Das Äußere des Mannes, nur wenige Fingerbreit kleiner als der Jarl mit langem, aschgrauen Haar und ebensolchem Bart, passte dazu. Sein Gesicht war gezeichnet von Jahrzehnten der Zeit und mehr als einem Dutzend zumeist verblasster Narben. Die blassblauen Augen waren so kalt wie das allgegenwärtige Eis dieses Ortes. Erik Bokdal hatte im Jahr des großen Durchbruchs den zweiten Winter hier verbracht. Er lebte seit nunmehr vierunddreißig Jahren an diesem Ort und war seit über fünfzehn Jahren der Kommandant des Walls. Er trat jetzt neben den Jarl an die Zinne, verschränkte die Arme vor dem in einen dicken Mantel gehüllten Körper, und schaute hinaus in das ewige Weiß.

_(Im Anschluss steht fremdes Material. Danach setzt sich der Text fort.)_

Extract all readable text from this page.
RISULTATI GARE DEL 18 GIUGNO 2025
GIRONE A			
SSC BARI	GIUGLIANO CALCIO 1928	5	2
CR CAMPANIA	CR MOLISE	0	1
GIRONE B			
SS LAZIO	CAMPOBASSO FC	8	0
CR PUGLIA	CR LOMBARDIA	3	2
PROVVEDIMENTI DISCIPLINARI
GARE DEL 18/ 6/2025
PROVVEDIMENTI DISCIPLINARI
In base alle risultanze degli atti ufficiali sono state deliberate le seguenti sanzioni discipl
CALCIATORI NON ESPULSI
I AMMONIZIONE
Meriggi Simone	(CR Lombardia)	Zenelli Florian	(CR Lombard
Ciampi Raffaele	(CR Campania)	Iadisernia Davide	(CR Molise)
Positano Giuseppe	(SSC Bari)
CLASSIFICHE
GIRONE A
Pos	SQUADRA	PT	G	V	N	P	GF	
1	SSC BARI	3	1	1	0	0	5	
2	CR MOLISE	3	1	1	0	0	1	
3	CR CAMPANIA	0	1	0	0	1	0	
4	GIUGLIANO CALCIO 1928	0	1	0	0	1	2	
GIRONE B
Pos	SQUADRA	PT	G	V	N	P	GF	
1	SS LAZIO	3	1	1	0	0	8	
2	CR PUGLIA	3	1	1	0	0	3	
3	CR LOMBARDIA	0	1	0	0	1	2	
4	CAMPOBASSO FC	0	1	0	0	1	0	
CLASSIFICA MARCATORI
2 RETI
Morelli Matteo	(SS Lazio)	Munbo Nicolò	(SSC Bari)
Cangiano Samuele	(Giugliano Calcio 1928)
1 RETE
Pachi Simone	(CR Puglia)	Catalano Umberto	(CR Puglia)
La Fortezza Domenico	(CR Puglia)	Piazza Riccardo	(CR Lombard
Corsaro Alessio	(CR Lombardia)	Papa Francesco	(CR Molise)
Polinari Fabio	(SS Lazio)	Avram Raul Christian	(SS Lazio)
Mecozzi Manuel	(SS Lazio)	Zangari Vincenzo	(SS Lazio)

»Ich habe gerade an den Durchbruch gedacht«, sagte Varg, »man sagt, das Wetter und die ungewöhnliche Ruhe waren damals genauso wie jetzt.«
»Ganz genau so war es«, bestätigte der Kommandant. »Es war ebenso kalt, ebenso gespenstisch ruhig. Und doch ... fühlt es sich anders an.« Er schüttelte leicht den Kopf und wand sich halb seinem Lehnsherren zu, so dass er ihm direkt ins Gesicht sehen konnte. »Ich bin über meine lange Dienstzeit hier kein abergläubischer, seniler Narr geworden. Aber ich habe ein ungutes Gefühl, wie eine dunkle Vorahnung für diesen Winter. Es ist schwer zu erklären, aber es wird ein schlimmes Jahr, dessen bin ich sicher.«
Varg zog eine Augenbraue hoch und wand sich seinerseits dem alten Krieger zu. Er kannte Bokdal beinahe sein ganzes Leben lang und hatte mehr als einmal in den vergangenen zwanzig Jahren an diesem Wall Seite an Seite mit ihm gestanden und gekämpft, wenn die Angriffe begannen. Es würde das erste Jahr sein, an dem er nicht an den Kämpfen teilnehmen konnte, wenn die Klabauter nicht in den nächsten Tagen kamen. Der alte Kämpe war tatsächlich kein Mann für Vorahnungen, hatte aber in den Jahrzehnten, die er in der ewigen Kälte verbracht hatte, eine Art sechsten Sinn entwickelt. Mehr als einmal hatte er die Wachmannschaften einen oder zwei Tage vor den Angriffen verdoppeln lassen. Ganz so, als hätte er vorausgespürt, wann die Monstren kamen.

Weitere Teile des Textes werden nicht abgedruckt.